The organisation that oversees the work of Local Enterprise Partnerships (Leps) is in crisis following the resignation of its chief executive, prompting a call for more funding.
The Lep Network chair Alex Pratt, above, has written to all 39 partnerships to warn the network could close without more government support, and to announce that boss Alison Porter is to leave the organisation on December 8 because of over-working.
In the letter, which has been circulated by Shadow Business Secretary Chuka Umunna, left, after he raised concerns about the network in the House of Commons, Mr Pratt warns that growing interest in the network in the wake of pledges to devolve responsibilities, including skills, to local areas, means its workload can no longer be completed.
Mr Pratt also revealed that the network, currently funded with a £5,000 grant from each Lep as well as funding from central government, planned to go cap-in-hand to Cities Minister Greg Clark to seek more funding and support.
In a statement sent to FE Week, Mr Pratt said: “Inevitably the work loads of Leps themselves and the Lep Network have increased considerably.

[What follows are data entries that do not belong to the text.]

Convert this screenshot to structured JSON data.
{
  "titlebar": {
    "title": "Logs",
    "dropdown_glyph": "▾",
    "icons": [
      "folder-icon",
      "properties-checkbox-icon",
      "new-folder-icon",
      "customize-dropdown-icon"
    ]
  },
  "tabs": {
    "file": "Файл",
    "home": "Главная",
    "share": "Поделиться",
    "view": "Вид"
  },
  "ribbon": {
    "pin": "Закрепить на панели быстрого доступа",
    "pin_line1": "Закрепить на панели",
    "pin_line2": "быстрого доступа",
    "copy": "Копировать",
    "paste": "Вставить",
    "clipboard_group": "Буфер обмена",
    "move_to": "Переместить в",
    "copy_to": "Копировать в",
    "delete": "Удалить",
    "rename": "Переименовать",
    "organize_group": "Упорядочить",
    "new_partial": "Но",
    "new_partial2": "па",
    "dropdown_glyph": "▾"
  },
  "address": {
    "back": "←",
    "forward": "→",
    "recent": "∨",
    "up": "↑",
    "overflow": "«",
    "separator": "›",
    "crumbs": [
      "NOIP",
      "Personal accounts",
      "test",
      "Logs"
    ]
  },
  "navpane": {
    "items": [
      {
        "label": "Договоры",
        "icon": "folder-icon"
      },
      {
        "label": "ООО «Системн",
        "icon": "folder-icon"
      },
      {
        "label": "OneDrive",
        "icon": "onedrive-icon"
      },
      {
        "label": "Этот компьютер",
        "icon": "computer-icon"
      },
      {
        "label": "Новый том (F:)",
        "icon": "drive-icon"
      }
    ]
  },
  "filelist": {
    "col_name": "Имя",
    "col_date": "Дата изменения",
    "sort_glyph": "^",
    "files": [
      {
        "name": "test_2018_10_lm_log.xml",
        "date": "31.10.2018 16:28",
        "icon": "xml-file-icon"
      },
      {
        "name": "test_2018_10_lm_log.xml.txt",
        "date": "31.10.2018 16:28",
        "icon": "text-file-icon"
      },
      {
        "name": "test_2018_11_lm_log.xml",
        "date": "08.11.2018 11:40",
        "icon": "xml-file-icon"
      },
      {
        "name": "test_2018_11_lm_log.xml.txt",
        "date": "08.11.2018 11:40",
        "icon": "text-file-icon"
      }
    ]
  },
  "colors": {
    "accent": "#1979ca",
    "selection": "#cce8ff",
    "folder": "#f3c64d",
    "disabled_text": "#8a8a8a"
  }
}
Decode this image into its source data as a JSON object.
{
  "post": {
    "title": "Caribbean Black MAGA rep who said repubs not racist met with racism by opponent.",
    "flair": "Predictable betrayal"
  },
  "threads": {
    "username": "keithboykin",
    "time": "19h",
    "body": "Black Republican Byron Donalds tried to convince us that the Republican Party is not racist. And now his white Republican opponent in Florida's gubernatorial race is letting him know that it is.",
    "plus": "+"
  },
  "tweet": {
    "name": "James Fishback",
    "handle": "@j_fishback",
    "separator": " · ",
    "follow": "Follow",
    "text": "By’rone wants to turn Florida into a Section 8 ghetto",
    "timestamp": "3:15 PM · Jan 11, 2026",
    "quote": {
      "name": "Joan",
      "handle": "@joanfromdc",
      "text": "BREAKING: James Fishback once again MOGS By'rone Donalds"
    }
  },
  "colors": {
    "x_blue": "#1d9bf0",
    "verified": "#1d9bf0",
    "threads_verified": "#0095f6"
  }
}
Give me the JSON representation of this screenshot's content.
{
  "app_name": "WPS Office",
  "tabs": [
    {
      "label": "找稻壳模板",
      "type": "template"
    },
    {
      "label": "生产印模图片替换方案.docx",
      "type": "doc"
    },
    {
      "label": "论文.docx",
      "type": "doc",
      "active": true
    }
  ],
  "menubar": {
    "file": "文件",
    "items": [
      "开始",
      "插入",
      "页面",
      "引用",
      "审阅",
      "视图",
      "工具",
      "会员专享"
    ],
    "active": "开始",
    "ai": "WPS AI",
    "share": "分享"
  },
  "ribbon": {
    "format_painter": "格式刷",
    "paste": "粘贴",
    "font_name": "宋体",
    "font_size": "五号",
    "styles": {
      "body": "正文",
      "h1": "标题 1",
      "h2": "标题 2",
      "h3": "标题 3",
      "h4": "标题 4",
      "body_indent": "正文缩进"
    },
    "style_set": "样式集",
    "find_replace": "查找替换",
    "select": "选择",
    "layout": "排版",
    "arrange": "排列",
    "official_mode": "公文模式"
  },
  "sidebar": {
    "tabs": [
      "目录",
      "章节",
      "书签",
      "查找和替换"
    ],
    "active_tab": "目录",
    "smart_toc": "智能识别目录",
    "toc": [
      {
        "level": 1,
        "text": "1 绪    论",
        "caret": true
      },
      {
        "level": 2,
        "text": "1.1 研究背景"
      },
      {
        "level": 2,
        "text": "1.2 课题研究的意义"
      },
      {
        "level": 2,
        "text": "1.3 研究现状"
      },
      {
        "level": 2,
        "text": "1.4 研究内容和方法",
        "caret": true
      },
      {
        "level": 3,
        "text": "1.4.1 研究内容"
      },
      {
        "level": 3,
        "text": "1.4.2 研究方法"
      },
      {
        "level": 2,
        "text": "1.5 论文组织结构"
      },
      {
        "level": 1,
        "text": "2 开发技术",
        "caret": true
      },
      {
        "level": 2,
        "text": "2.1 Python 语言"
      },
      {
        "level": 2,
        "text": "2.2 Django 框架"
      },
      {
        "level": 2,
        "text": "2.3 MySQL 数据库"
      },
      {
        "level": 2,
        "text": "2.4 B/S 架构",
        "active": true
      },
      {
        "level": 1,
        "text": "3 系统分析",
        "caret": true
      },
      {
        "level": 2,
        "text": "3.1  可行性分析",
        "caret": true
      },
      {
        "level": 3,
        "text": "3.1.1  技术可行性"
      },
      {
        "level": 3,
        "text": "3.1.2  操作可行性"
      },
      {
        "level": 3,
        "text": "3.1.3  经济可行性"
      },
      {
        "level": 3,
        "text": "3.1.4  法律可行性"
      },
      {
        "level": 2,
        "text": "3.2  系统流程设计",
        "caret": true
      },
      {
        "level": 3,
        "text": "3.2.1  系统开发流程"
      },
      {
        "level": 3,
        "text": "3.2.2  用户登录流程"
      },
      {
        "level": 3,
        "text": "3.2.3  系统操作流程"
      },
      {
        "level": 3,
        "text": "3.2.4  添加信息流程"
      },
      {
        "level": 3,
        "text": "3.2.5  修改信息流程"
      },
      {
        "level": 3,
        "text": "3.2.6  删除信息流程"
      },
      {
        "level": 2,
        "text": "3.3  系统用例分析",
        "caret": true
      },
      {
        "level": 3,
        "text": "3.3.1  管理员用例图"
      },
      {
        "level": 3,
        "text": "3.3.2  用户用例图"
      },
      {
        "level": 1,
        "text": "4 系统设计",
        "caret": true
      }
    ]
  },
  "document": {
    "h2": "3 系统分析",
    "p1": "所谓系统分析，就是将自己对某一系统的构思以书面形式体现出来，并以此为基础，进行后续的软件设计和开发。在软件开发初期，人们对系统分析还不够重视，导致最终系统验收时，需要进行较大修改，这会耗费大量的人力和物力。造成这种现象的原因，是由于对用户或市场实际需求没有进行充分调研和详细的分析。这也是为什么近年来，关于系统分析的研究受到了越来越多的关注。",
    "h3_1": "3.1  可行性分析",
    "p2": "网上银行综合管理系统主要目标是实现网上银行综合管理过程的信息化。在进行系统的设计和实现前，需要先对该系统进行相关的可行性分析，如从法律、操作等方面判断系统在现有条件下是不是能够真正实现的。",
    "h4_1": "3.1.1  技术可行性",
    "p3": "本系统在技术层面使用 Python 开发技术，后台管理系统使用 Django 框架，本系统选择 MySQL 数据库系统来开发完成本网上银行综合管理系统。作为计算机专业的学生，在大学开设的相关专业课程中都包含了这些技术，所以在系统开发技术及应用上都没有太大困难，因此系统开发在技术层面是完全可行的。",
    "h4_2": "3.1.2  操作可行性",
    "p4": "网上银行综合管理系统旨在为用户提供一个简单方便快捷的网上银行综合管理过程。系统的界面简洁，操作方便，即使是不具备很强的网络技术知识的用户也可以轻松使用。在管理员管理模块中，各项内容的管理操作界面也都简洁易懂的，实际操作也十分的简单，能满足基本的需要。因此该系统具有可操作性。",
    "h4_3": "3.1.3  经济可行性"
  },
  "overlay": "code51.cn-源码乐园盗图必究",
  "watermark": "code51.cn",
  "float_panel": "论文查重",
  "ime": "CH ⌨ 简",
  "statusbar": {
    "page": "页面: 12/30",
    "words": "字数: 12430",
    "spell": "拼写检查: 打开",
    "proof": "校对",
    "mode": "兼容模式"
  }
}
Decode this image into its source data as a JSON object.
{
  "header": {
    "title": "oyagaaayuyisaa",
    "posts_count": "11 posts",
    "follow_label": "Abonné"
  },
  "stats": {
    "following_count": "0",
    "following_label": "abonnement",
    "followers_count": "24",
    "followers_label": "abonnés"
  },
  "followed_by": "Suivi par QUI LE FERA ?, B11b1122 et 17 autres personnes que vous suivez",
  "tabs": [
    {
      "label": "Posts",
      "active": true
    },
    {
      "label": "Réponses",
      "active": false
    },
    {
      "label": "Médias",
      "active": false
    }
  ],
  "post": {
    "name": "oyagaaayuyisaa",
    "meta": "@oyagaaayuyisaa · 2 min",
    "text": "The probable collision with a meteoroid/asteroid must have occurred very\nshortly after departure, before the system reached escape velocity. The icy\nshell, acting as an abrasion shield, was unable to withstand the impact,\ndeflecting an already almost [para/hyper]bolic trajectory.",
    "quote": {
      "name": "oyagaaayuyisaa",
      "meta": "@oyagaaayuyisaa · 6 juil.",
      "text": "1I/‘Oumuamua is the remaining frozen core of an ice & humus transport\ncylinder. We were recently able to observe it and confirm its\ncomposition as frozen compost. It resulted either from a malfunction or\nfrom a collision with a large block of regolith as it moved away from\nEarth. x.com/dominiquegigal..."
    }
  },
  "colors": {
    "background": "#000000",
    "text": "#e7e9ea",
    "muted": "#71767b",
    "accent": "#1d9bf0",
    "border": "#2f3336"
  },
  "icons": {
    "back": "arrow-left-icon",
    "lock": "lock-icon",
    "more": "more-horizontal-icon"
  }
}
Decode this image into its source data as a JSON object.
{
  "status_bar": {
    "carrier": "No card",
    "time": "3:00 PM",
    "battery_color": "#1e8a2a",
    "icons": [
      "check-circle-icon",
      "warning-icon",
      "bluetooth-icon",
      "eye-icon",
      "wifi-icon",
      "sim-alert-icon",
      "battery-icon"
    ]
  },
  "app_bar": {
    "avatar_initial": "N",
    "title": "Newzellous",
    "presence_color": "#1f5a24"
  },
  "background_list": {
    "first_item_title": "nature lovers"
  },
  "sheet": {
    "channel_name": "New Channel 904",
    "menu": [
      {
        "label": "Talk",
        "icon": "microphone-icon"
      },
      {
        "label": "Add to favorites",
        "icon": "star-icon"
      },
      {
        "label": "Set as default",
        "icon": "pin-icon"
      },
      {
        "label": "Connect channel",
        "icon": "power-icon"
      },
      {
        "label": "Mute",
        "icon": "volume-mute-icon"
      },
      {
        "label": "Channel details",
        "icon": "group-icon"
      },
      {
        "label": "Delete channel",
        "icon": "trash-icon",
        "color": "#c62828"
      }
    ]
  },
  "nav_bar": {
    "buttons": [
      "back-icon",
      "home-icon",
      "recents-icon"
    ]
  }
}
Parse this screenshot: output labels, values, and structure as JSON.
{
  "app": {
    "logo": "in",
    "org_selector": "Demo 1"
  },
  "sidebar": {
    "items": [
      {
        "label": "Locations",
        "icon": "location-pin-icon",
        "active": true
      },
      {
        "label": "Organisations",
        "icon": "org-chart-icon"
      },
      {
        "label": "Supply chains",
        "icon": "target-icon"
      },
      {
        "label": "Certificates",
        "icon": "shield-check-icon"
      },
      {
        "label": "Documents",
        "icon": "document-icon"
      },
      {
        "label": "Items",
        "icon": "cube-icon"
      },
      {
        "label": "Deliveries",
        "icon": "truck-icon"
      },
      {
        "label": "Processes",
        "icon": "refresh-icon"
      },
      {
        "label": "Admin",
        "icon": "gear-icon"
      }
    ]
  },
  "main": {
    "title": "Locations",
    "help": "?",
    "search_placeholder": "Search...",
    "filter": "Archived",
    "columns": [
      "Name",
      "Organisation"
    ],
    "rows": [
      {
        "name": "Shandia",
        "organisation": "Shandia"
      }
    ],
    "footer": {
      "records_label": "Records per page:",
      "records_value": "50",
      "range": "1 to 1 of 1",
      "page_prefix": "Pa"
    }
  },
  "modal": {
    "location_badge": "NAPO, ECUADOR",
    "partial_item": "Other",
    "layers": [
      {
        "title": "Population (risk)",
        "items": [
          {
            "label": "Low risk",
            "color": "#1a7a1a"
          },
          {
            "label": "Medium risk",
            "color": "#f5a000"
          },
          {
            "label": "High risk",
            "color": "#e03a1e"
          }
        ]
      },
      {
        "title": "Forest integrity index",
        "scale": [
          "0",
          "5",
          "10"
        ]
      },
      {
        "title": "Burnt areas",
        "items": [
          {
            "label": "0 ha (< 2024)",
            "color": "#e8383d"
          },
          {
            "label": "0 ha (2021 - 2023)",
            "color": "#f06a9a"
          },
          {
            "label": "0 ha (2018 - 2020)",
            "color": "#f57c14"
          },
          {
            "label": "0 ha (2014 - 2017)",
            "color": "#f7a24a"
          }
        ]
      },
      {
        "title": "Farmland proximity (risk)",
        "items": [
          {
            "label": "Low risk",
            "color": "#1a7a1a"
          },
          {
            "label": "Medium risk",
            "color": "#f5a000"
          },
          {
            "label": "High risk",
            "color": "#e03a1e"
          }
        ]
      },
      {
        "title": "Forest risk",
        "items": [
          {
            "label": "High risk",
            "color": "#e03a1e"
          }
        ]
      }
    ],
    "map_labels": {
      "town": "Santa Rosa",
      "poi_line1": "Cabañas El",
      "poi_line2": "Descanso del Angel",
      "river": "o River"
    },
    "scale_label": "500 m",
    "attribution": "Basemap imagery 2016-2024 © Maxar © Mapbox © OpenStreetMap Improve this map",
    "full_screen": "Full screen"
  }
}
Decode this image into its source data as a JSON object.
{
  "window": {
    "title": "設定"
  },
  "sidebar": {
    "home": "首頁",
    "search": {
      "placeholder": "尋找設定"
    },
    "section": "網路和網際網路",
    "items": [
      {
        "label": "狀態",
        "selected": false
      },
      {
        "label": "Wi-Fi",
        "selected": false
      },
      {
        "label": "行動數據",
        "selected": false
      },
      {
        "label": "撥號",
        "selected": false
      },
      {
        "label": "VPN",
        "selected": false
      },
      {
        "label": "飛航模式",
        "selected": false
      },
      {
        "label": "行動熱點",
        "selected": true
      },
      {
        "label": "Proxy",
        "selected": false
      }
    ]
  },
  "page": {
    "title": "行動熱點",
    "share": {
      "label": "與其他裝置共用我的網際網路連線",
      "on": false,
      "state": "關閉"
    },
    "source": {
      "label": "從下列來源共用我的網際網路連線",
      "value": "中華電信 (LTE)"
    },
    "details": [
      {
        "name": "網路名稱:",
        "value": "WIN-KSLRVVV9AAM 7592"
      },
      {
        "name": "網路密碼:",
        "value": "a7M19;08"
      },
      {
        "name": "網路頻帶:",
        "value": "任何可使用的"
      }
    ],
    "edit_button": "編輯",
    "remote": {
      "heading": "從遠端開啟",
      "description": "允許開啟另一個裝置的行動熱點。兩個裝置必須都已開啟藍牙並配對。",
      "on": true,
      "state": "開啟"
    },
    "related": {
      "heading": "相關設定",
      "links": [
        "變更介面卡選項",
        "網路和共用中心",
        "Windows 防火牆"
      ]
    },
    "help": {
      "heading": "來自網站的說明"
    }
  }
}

“This means that the workload of the Leps and the Lep Network has increased substantially. The Lep Network chief executive was recruited in a part-time capacity which is now unsustainable given the demands on the role, the devolution discussions and the additional planning required in advance of an election.
“Our chief executive is not in a position to take on the necessary full time, full-on role and has decided to step down next month. We are in discussion with Government around the need for increased support in line with demands now being placed on the Lep Network.”
In the letter, he said: “We have concluded that the Lep support for the Lep Network of £5,000 per annum plus the proposed funding from Greg Clark is insufficient to pay for a team of three plus the minimum additional support needed to cover off the role (circa £500,000).
“As a result we have entered into discussions with Greg Clark to explain the situation and to suggest that without more support from the centre it would be our proposal to close the LEP Network and pass the roll to Civil Servants or AN Other, which could for example mean the LGA or DCLG taking it on (neither is ideal).”
Speaking in Parliament on Thursday, Mr Umunna pressed Business Secretary Vince Cable, right, on the letter, but was told all was well.
He said: “Four years ago, the Secretary of State said that the regional policy was Maoist and chaotic. Does this not demonstrate that very little has changed?”
But Dr Cable said: “It demonstrates nothing of the kind. The Lep network is working exceedingly well. Leps are voluntary organisations; some are outstanding and innovative and others struggle, as this one has done.”